Fixed manufacturing cost 80,000
Variable marketing expense 105,000
Fixed marketing and administrative expenses 60,000
Required:
1. What price does the company have to charge for the product in order to just
breakeven if all 70,000 units are sold?
2. If management decides on a price of P8 and has a profit objective of 10%, what
amount of sales is required?
3. The company plans to expand capacity next year to 100,000 units. The increased
capacity will increase fixed manufacturing costs to P100,000. If the sales price of
each of unit of product remains at P8, how many units must the company sell to
produce a profit of 15% of sales?

PROBLEM 9

Operating leverage. Locker Company manufactures and sells electronic door lockers for
P600 each. Variable costs are P420 per unit, and fixed costs total P4,500,000 per year. The
company currently sells 40,000 units a year.
Required:
1. Compute the degree of operating leverage at the present level of sales.
2. If 48,000 units are sold next year, what is the:
a. Expected increase in net income next year
b. Percentage change in net income

PROBLEM 10

BEP, Indifference point.
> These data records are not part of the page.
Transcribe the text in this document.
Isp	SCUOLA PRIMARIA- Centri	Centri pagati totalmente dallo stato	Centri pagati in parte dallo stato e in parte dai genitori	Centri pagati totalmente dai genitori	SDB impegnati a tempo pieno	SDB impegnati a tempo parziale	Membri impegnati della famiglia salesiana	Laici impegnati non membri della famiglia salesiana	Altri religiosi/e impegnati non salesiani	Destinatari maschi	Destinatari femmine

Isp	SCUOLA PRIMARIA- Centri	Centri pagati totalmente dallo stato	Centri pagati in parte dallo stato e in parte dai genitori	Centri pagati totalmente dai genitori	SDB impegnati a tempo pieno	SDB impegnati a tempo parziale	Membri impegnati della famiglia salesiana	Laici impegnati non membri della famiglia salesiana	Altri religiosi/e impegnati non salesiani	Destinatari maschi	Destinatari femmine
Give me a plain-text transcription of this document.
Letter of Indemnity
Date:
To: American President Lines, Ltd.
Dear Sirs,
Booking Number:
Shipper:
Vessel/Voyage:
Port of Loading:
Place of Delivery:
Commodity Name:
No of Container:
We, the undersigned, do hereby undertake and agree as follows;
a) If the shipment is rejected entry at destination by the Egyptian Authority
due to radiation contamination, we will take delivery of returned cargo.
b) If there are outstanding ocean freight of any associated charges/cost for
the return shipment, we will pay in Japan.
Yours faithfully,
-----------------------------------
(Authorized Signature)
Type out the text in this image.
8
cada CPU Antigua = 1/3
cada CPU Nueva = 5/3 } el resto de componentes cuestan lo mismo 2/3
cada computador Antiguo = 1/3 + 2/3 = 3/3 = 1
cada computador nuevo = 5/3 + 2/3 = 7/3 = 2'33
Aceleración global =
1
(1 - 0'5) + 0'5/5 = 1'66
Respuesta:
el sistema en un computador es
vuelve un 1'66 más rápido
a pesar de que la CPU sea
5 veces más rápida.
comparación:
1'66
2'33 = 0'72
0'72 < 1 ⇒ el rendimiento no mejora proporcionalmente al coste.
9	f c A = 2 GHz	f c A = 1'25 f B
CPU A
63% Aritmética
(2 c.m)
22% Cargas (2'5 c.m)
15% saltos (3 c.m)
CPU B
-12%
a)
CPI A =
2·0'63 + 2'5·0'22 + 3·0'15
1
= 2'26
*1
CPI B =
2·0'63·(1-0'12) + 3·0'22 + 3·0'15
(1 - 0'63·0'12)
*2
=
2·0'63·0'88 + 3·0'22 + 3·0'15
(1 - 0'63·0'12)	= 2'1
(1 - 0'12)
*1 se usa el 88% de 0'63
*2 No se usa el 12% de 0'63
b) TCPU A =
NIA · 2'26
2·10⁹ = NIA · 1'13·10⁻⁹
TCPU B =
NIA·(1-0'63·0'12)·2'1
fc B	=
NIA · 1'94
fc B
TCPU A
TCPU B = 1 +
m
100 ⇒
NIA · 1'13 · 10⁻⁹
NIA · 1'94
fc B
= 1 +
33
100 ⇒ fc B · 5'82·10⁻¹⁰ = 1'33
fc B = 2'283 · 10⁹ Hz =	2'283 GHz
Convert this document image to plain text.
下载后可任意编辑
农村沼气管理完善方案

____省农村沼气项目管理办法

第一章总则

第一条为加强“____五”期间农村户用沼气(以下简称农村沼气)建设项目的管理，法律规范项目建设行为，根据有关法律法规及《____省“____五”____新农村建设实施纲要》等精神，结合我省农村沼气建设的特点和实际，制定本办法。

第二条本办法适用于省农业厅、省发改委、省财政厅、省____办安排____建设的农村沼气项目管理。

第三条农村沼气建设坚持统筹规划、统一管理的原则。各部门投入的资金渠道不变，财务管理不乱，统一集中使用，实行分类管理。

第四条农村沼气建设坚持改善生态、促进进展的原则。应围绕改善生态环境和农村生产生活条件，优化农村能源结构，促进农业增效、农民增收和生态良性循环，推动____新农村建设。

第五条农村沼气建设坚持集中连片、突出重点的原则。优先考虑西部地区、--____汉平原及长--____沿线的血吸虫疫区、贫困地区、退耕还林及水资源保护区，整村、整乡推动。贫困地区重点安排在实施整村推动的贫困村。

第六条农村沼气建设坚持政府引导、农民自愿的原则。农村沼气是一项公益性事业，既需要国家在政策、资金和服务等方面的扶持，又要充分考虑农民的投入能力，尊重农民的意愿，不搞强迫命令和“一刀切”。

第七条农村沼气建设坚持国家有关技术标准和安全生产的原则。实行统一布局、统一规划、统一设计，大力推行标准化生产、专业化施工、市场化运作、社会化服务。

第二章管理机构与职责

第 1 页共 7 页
Kimbrell Company has decided to introduce a new product. The new
product can be manufactured by either a capital-intensive method or a labor-intensive method.
The manufacturing method will not affect the quality of the product. The estimated unit
manufacturing costs by the tow methods follow:

Capital Intensive Labor Intensive


Materials P 5.00 P 5.60
Direct Labor 6.00 7.20
Variable Factory Overhead 3.00 4.80
Directly traceable incremental fixed factory overhead is expected to be P2,440,000 if the
capital-intensive method is chosen and P1,320,000 if the labor-intensive method is chosen.
Kimbrell’s Market Research Department has recommended an introductory unit sales price
of P30. Regardless of the manufacturing method chosen, the incremental marketing
expenses are estimated to be P500,000 per year plus P2 for each unit sold.
Required:
1. Calculate the estimated breakeven point for the new product in annual units of sales
if Kimbrell Company uses the:
a. Capital-intensive manufacturing method
b. Labor-intensive manufacturing method
2. Determine the annual unit sales volume at which the choice between the two
manufacturing methods would not make a difference.